El 2 de abril de 2025 quedará grabado en la memoria global, especialmente en Estados Unidos, tras el anuncio del presidente Donald Trump sobre la imposición de “aranceles recíprocos” a las importaciones provenientes de casi todos los países. La medida busca contrarrestar un déficit comercial que en 2024 alcanzó la alarmante cifra de 1,2 billones de dólares (1.202.872.000.000, para ser exactos), un desbalance que ha puesto en jaque la economía estadounidense.
El plan es claro: un arancel adicional del 10% a los bienes importados en general, del 20% a los procedentes de la Unión Europea y del 34% a los de China. Estados Unidos, el mayor importador mundial, adquirió en 2024 productos por 3,3 billones de dólares, mientras que sus exportaciones —siendo el segundo mayor exportador global, detrás de China— sumaron 2,1 billones. La diferencia explica el déficit que Trump pretende atacar, defendiendo su mercado de países que, según él, restringen las exportaciones estadounidenses. Curiosamente, Rusia, Corea del Norte, Bielorrusia y Cuba quedaron exentos de estas medidas, un detalle que no pasó desapercibido, aunque sus razones permanecen en el misterio.
La decisión no ha sido bien recibida. Además de posibles denuncias ante la Organización Mundial del Comercio (OMC) por incumplimiento de normas, el riesgo de una guerra comercial con los gigantes del comercio internacional es inminente. China, previsiblemente, contraatacó con un arancel recíproco del 34% a las importaciones estadounidenses, desencadenando una sacudida global que tiñó de rojo los mercados bursátiles.
Algunos críticos atribuyen la medida a la baja competitividad de la industria estadounidense. Sin embargo, Trump argumenta lo contrario: su mercado estaba prácticamente abierto, cumpliendo con los acuerdos de facilitación comercial, mientras otros países imponían barreras a sus exportadores. Según el presidente, estos aranceles buscan nivelar la cancha, reflejando las dificultades que enfrentan las empresas estadounidenses: desde proteccionismo arancelario en fronteras hasta obstáculos no arancelarios como prohibiciones, trabas aduaneras, barreras técnicas, sanitarias y fitosanitarias aplicadas de forma inconsistente, falta de transparencia, discriminación en compras públicas, violaciones a la propiedad intelectual y competencia desleal de empresas estatales.
Trump apuesta a que proteger el colosal mercado estadounidense —con más de 300 millones de consumidores de alto poder adquisitivo— obligará a otros países a negociar mejores condiciones para sus exportadores.
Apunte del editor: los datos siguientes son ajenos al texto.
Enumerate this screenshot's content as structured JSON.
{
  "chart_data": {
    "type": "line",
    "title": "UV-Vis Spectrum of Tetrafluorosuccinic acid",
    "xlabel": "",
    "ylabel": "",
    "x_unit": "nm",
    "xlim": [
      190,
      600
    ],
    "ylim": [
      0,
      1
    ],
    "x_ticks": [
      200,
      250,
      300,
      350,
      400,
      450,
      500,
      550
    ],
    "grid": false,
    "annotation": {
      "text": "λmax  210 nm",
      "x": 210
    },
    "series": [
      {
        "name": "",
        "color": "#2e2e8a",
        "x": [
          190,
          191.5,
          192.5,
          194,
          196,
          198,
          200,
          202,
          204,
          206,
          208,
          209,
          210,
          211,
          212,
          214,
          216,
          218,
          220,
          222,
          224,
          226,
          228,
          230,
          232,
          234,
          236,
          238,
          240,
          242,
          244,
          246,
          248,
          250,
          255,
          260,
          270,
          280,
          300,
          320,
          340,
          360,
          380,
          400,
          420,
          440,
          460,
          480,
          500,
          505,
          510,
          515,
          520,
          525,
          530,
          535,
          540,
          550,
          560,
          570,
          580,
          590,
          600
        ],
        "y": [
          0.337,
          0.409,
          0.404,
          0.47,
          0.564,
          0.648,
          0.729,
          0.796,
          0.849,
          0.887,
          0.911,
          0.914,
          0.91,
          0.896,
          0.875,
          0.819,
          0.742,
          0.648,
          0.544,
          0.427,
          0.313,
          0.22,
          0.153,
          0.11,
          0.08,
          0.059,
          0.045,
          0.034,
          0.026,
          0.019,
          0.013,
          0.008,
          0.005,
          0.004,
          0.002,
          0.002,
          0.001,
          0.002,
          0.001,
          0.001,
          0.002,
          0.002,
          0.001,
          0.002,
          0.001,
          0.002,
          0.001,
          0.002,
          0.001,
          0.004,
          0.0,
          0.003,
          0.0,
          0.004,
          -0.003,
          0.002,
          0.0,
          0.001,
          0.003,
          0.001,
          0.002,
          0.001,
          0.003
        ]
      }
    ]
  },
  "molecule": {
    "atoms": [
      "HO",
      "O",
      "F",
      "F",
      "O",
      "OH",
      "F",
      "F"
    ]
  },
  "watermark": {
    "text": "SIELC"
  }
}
Además, espera que la medida impulse la inversión, la industria y la tecnología en su país, fortaleciendo la “seguridad económica y nacional” y generando oportunidades para los sectores productivos y los trabajadores. En sus palabras, el objetivo final es recibir “ofertas fenomenales” de socios comerciales. No en vano, tras el desplome del 14% en Wall Street, Euronews reportó el 4 de abril que “Trump está abierto a negociar los aranceles”.
Pero hay otro ángulo: los ingresos. Un arancel adicional del 10% podría generar unos 300.000 millones de dólares anuales, siempre que las importaciones no caigan drásticamente. Esto no solo reduciría el déficit comercial y fiscal, sino que también aliviaría la presión sobre la deuda pública, aunque a costa de precios más altos para los consumidores estadounidenses.
¿Y qué pasa con nosotros? Bolivia no escapará al impacto. Un arancel del 10% restará competitividad a nuestras exportaciones a Estados Unidos frente a países exentos, como México, beneficiado por su acuerdo de libre comercio con Canadá y EE.UU., o aquellos que negocien rebajas arancelarias o tengan menores costos logísticos. En 2024, exportamos a EE.UU. 271 millones de dólares e importamos 809 millones, cifras modestas si las comparamos con Vietnam: este país, pese a su pasado bélico con EE.UU. y su ideología socialista, le vendió 136.000 millones de dólares —casi tres veces nuestro PIB y quince veces nuestras exportaciones totales— y le compró 13.000 millones, logrando un superávit de 123.000 millones. Eso es pragmatismo.
En este contexto, una retaliación contra EE.UU. sería un error. Más bien, restablecer las relaciones diplomáticas, rotas desde la expulsión del embajador Philip Goldberg el 15 de diciembre de 2008, podría ser un movimiento astuto. Con ello, Bolivia podría aspirar a un trato preferencial con la primera potencia mundial y mitigar el golpe de esta nueva era arancelaria.
Gary Antonio Rodríguez Álvarez es Economista y Magíster en Comercio Internacional.
La opinión expresada en este artículo es de exclusiva responsabilidad del autor y no representa una posición oficial de Enfoque News.